Few individuals had considered virtual events before the epidemic, but this format has filled a unique and significant demand for both large and small businesses and organizations throughout the pandemic. However, as more of the world tries to come back to life before COVID-19, what will virtual events be worth? To find out, we spoke with leading executives and investors in the industry to hear about the major trends they are witnessing, as a follow-up to our March 2020 poll.
They claim that certain use cases have proven. Before 2020, there were a lot of little specialty events that were hidden in the rear of a major in-person conference. Now, there are a lot of them year-round. Internal virtual events can also be beneficial to firms in terms of connecting and engaging remote-first teams. However, some respondents admitted that low-quality virtual events are becoming more regular, and everyone agreed that much more work needs to done.
Certain sorts of events will reschedule for in-person attendance. Obviously, not anything like a President’s Club, where the firm honors you with a party in Hawaii, will virtualize. Virtual events, in my opinion, will continue to grow in popularity as more events focus on boosting reach.
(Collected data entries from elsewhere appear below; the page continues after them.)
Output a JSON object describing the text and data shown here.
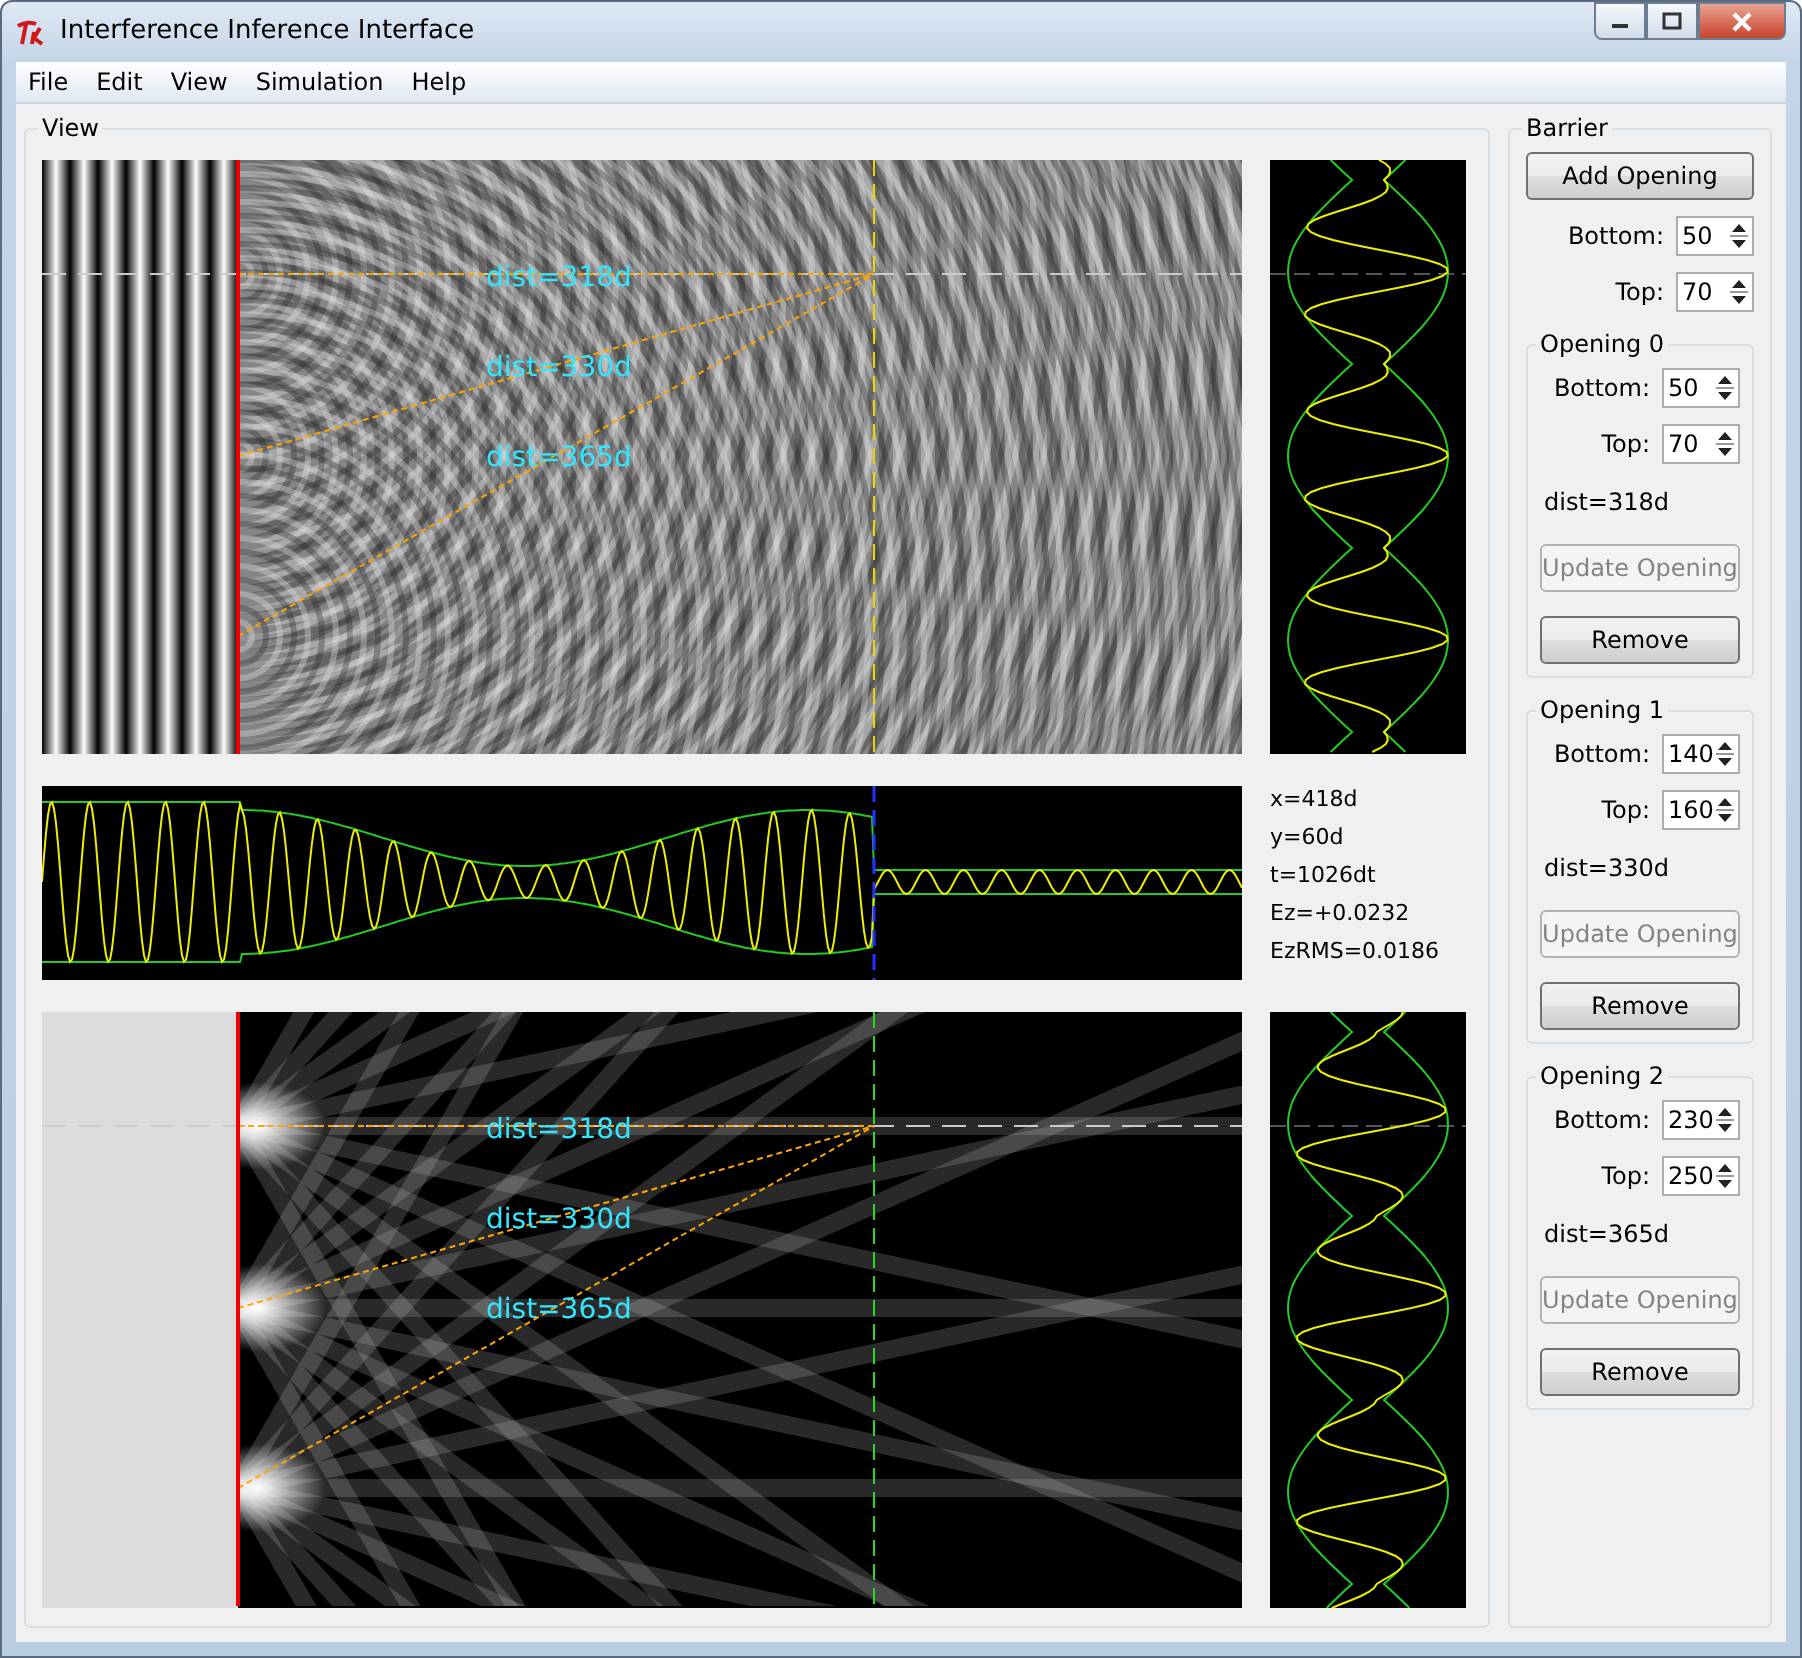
{
  "window": {
    "title": "Interference Inference Interface"
  },
  "menu": [
    "File",
    "Edit",
    "View",
    "Simulation",
    "Help"
  ],
  "view": {
    "label": "View",
    "field_panel": {
      "dist_labels": [
        "dist=318d",
        "dist=330d",
        "dist=365d"
      ]
    },
    "intensity_panel": {
      "dist_labels": [
        "dist=318d",
        "dist=330d",
        "dist=365d"
      ]
    },
    "readings": [
      "x=418d",
      "y=60d",
      "t=1026dt",
      "Ez=+0.0232",
      "EzRMS=0.0186"
    ]
  },
  "barrier": {
    "label": "Barrier",
    "add_button": "Add Opening",
    "bottom": {
      "label": "Bottom:",
      "value": "50"
    },
    "top": {
      "label": "Top:",
      "value": "70"
    },
    "openings": [
      {
        "label": "Opening 0",
        "bottom": {
          "label": "Bottom:",
          "value": "50"
        },
        "top": {
          "label": "Top:",
          "value": "70"
        },
        "dist": "dist=318d",
        "update_button": {
          "label": "Update Opening",
          "disabled": true
        },
        "remove_button": "Remove"
      },
      {
        "label": "Opening 1",
        "bottom": {
          "label": "Bottom:",
          "value": "140"
        },
        "top": {
          "label": "Top:",
          "value": "160"
        },
        "dist": "dist=330d",
        "update_button": {
          "label": "Update Opening",
          "disabled": true
        },
        "remove_button": "Remove"
      },
      {
        "label": "Opening 2",
        "bottom": {
          "label": "Bottom:",
          "value": "230"
        },
        "top": {
          "label": "Top:",
          "value": "250"
        },
        "dist": "dist=365d",
        "update_button": {
          "label": "Update Opening",
          "disabled": true
        },
        "remove_button": "Remove"
      }
    ]
  }
}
We are also seeing a trend toward smaller, more specialist events. If we look at a general pediatric meeting before the epidemic, for example, a participant may only be interested in two of the 200 topics available. However, we have noticed an increase of specialized events that focus on extremely narrow issues, which helps participants streamline these events.
I believe that such events will continue to take place online because they are easier to organize and allow for more in-depth discussions. Because more organizations are going remote, an internal virtual event for employees is another sector that is gaining traction. We believe that many internal events, such as business happy hour – events that help employees engage better — will continue to take place electronically. As a result, we believe that many use cases will continue to virtual, and that they are likely to be better virtual.